第295節『三河武士への回答』
第295節『三河武士への回答』
一触即発――。
祝宴の広間は、源次が放った不遜な言葉によって、もはや酒の席ではなく、血の匂いが漂う戦場と化していた。
本多忠勝の背後に控える徳川の若武者たちが、一斉に刀の柄に手をかける。対する井伊の中野直之や新太も、即座に立ち上がり、その前に立ちはだかった。互いの視線が火花を散らし、広間を満たすのは、ただ殺気だけだった。
「――お待ちください」
その凍り付いた空気を断ち切ったのは、源次の静かな、しかし有無を言わせぬ声だった。
彼は、自らが引き起こしたこの混乱の中心に、なおも笑みを浮かべたまま立っていた。
「言葉だけでは、信じられぬのも無理はない。忠勝殿、貴殿は武士。ならば、言葉よりも確かなものをお見せしましょう」
彼は、傍らに控える小野政次に目配せを送った。
小野は、緊張に顔を強張らせながらも、数人の従者を従え、広間の奥から幾つかの武具を運び込んできた。
それらが忠勝の前に置かれた瞬間、彼の、そして全ての徳川武士たちの息を呑む声が、広間に響いた。

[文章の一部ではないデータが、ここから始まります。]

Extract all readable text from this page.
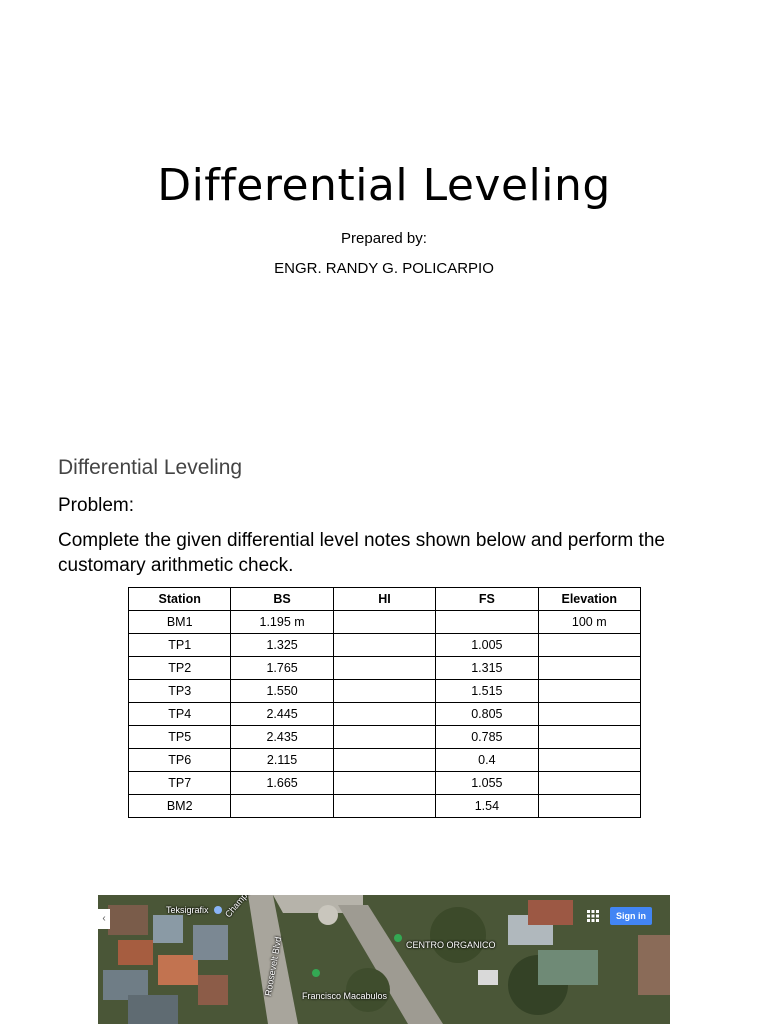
Differential Leveling
Prepared by:
ENGR. RANDY G. POLICARPIO
Differential Leveling
Problem:
Complete the given differential level notes shown below and perform the customary arithmetic check.
Station	BS	HI	FS	Elevation
BM1	1.195 m			100 m
TP1	1.325		1.005	
TP2	1.765		1.315	
TP3	1.550		1.515	
TP4	2.445		0.805	
TP5	2.435		0.785	
TP6	2.115		0.4	
TP7	1.665		1.055	
BM2			1.54	
‹
Teksigrafix
Roosevelt Blvd	CENTRO ORGANICO
Francisco Macabulos
Sign in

そこに置かれていたのは、血に汚れ、錆びつき、そして持ち主の無念を物語るかのように歪んだ、数点の武具。
その一つは、見覚えのある意匠が施された軍旗。
もう一つは、特徴的な装飾が施された、見覚えのある鎧兜だった。
「……これは」
忠勝の声が、震えた。
「……三郎太の兜……。そして、彦十郎の旗……」
それは、数年前、村櫛党との戦で無念の死を遂げた、彼の同胞たちの遺品だった。徳川家が、いくら捜索しても見つけ出すことのできなかった、敗戦の記憶の象徴。
「これらは、貴殿らが流した涙の証」
源次の声が、静かに広間を満たした。
「我らは、それをただ取り返したにすぎませぬ。この井伊水軍の初陣は、我らの武威を示すためではない。盟友である徳川様の、その無念を晴らすための戦でもあったのです」
忠勝は、その言葉を聞いていなかった。
彼は、友の遺品を前に、人目もはばからずその場に膝をつくと、武骨な手で兜をそっと撫でた。その巨体は、抑えきれぬ嗚咽で、小刻みに震えていた。
武士の情。
源次は、理屈ではなく、彼らが最も重んじるその一点を、あまりにも鮮やかに突きつけたのだ。
「そして」と源次は続けた。「この度の戦で得た富の一部と、鹵獲した船のうち十隻を、徳川様に“献上”いたします。我らが望むは対立ではない。共に武田を討つための、真の盟友としての絆にございます」
敵意に対し、圧倒的な実利と、そして何よりも深い恩義で返す。
その予想外の一手に、忠勝は自らの完敗を悟った。
彼は、ゆっくりと顔を上げた。その目には、もはや怒りの炎はない。涙に濡れながらも、目の前の若き軍師に対する、武人としての、純粋な敬意と畏怖の光が宿っていた。
「……源次殿。儂の、負けだ」
その一言で、広間の全ての緊張が解けた。
徳川最強の武将が、頭を下げたのだ。
その光景を見ていた新太は、静かに酒を口に運んだ。
(……これが、こいつの戦か。刃を交えずして、敵の心を折る。俺には、到底真似できねえ)
権兵衛もまた、その底知れない器量に、「……とんでもねえ男を、大船頭に選んじまったもんだ」と、呆れたように、しかし誇らしげに呟いた。
その夜、祝宴は本当の意味で一つになった。
忠勝自らが、新太や権兵衛に杯を注ぎ、互いの武勇を称え合う。身分も、家の違いも、もはやそこにはなかった。
源次が創り出したこの奇跡的な融和を、直虎は上座から、涙をこらえながら見守っていた。
彼女が夢見ていた、新しい井伊家の姿が、確かにそこにあった。